A focagem no consultório. A miopia como metáfora do esquecimento.

Da abolição do contracampo

Quando entrevistámos João Salaviza [ler entrevista] a propósito do seu Montanha perguntámos-lhe sobre as similaridades de uma cena do seu filme com a de Os 400 Golpes de Truffaut. Era ela uma em que o rapaz interpretado por David Mourato era entrevistado por uma professora, com a particularidade de que a inteireza dessa cena era mostrada através de um plano médio curto. Nunca havia o contracampo para a figura autoritária, mesmo quando esta falava, sendo a voz off-screen o único registo da sua presença. Tal era também o caso do Antoine Doinel (Jean-Pierre Léaud) do filme de Truffaut. A justificação que nos apresentou foi a de que o recurso a este dispositivo do campo sem contracampo permitia “deixar espaço para que o olhar refletisse o mundo”. Alice não é uma adolescente, mas este processo é justamente abordado na sua primeira consulta, um grande plano de 3 minutos, à medida que é questionada a respeito dos seus hábitos quotidianos pelo neurologista.
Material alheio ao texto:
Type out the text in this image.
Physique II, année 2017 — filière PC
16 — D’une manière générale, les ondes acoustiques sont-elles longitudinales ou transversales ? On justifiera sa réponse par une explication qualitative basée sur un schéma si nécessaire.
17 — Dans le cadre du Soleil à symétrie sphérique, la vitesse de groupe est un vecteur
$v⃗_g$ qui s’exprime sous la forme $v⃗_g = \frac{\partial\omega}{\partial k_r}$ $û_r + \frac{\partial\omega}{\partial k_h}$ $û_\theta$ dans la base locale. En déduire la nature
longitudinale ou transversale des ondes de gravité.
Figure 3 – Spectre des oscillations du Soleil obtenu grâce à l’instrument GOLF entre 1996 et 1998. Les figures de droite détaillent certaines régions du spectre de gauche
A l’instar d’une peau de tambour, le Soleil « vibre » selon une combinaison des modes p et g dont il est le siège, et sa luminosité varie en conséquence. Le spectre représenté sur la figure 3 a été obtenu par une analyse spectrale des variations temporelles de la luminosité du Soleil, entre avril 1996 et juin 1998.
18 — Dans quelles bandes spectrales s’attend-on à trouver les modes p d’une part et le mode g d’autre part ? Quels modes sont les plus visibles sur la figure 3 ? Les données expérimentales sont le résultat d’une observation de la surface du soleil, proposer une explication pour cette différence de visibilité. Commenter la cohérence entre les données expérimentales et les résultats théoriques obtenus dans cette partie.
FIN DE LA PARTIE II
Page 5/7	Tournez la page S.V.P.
A abolição do contracampo. Em cima: Os 400 Golpes (1959), François Truffaut. Em baixo: O Meu Nome é Alice (2014), Richard Glatzer e Wash Westmoreland

Falei há pouco da miopia e recorro a este excerto de Salaviza a propósito do “olhar”. Nesta cena em questão, os olhos de Moore transmitem confiança e serenidade, apesar das suspeitas que tem quanto ao seu estado de saúde. Nem ela, nem os cineastas voltarão a comportar-se da mesma maneira aquando a saída do consultório. E quando Alice retornar a esse espaço surge, por fim, o contracampo que havia sido evitado, naquela que é a cena em que descobre que tem Alzheimer, ao mesmo tempo que o seu olhar se entristece.

Do blocking dos atores

Numa das cenas mais dolorosas do filme, Alice procura a casa-de-banho numa casa perto da praia. Em esforço, tateia as paredes, abre e fecha portas e hesita entre as várias divisões da habitação. Não a encontra. Nem o espetador. De facto, aquilo que poderia parecer um desleixe na preocupação do duo de cineastas em dar a entender a geografia da casa mais cedo é, na realidade, uma maneira de mostrá-la pelo ponto de vista olvidável da sua heroína. Não sabemos mais do que ela e, como tal, sentimo-nos presos naquele espaço, olhando-o com a já referida impressão labiríntica, onde a câmara nunca se adianta à sua personagem. Para a câmara se mover, Alice tem de entrar primeiro em cada espaço e ultrapassá-la, servindo-lhe de guia. O blocking no movimento de Moore não só pretende levar Alice a descobrir o espaço, como também a fazê-lo pelo espetador. Não o consegue. E, como tal, ambos ficam perdidos numa memória fragmentada. Tão fragmentada como a imagem do rosto de Moore quando se vê ao espelho perto do final. 

O movimento de Alice, onde a câmara não se adianta à personagem, deixando-a descobrir o espaço.

 O espelho como metáfora da memória fragmentada de Alice.